Credit Suisse CEO Resisted Pressure to `Destroy' Investment Bank

Credit Suisse CEO Thiam Unveils Reorganization Strategy
  • Thiam says it's `important' to be `strong' in investment bank
  • Says he was `very harsh' during the review of the group

Credit Suisse Group AG Chief Executive Officer Tidjane Thiam said he “resisted calls to destroy the investment bank” as Switzerland’s second-largest lender seeks to focus on wealth management.

It’s “important for us to be strong in the investment bank,” Thiam, 53, said at a conference in London Tuesday, without elaborating on who added pressure regarding the securities unit. The business needs to perform “particularly in equities, because that’s where we can reap in emerging markets,” he said, adding he had been “very harsh” during an assessment of the group.

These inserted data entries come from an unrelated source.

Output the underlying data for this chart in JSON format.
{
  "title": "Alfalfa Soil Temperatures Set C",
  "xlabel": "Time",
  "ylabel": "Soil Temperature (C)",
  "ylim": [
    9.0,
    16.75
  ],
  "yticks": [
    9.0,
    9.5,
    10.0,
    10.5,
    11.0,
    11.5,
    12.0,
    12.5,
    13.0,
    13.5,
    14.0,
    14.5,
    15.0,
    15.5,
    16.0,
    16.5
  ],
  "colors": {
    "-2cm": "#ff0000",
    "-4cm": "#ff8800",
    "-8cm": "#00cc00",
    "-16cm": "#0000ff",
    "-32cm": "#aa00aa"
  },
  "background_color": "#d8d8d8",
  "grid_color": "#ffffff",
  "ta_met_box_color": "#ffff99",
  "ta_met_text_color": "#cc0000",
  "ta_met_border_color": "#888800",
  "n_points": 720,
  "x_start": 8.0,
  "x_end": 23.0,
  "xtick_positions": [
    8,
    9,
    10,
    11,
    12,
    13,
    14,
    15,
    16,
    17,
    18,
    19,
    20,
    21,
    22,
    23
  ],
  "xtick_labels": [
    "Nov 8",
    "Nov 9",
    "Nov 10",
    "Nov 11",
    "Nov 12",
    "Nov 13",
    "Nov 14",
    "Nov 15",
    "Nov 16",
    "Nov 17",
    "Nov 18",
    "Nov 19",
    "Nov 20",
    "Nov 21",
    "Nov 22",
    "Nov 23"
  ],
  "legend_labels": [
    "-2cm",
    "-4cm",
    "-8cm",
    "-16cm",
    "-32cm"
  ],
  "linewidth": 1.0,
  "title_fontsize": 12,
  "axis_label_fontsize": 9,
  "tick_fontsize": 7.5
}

Credit Suisse said last month it will separate trading from its underwriting and advisory businesses and eliminate as many as 2,000 positions in London. Thiam joins counterparts at Deutsche Bank AG, Barclays Plc and UBS Group AG in pulling back from selective trading operations as regulators force lenders across Europe to increase funds they hold as protection against possible losses.

‘Choices Validated’

At Swiss rival UBS, led by Sergio Ermotti, the investment bank on Tuesday reported a pretax profit of 496 million Swiss francs ($502 million) in the third quarter, compared with a loss of 1.3 billion francs in the year-earlier period. That beat the 330 million-franc estimate of eight analysts surveyed by Bloomberg.

“I think it validated some of the choices we’ve just made not to cut the investment bank,” Thiam said, referring to UBS’s results. Still, “wealth management is my passion. Why do I want to be in wealth management? Because the world is getting wealthier.”

Standard Chartered Plc on Tuesday also said it plans to boost assets under management at the private banking and wealth management by $25 billion by 2018, with CEO Bill Winters targeting a return on equity, a measure of profitability, of 10 percent. Barclays said last week it’s looking to reach a ROE of 11 percent in 2016, down from 12 percent, while UBS on Tuesday pushed back its target for a third time in two years.

‘Death Spiral’

Thiam, who joined from U.K. insurer Prudential Plc to replace Brady Dougan, said last month that he won’t provide a profitability target because only a “fool” would commit to something that can’t be controlled. On Tuesday, he echoed his previous remarks, saying such a move wouldn’t be “prudent” and that he’s got a “chance to start afresh.”

“I won’t mention specific institutions but they’ve either missed them or postponed them,” he said. “Your revenues keep going down so you cut your costs because you’re under pressure. But you’re not very good at cutting fixed costs so your profit goes down faster than your revenue -- then the market yells at you and you cut again and that’s what I call a death spiral.”

Credit Suisse shares have dropped about 3.2 percent this year, while UBS is up 11 percent. Barclays, Credit Suisse, Deutsche Bank and Standard Chartered have all appointed new CEOs this year.

(Corrects target for assets under management in story published on Nov. 3.)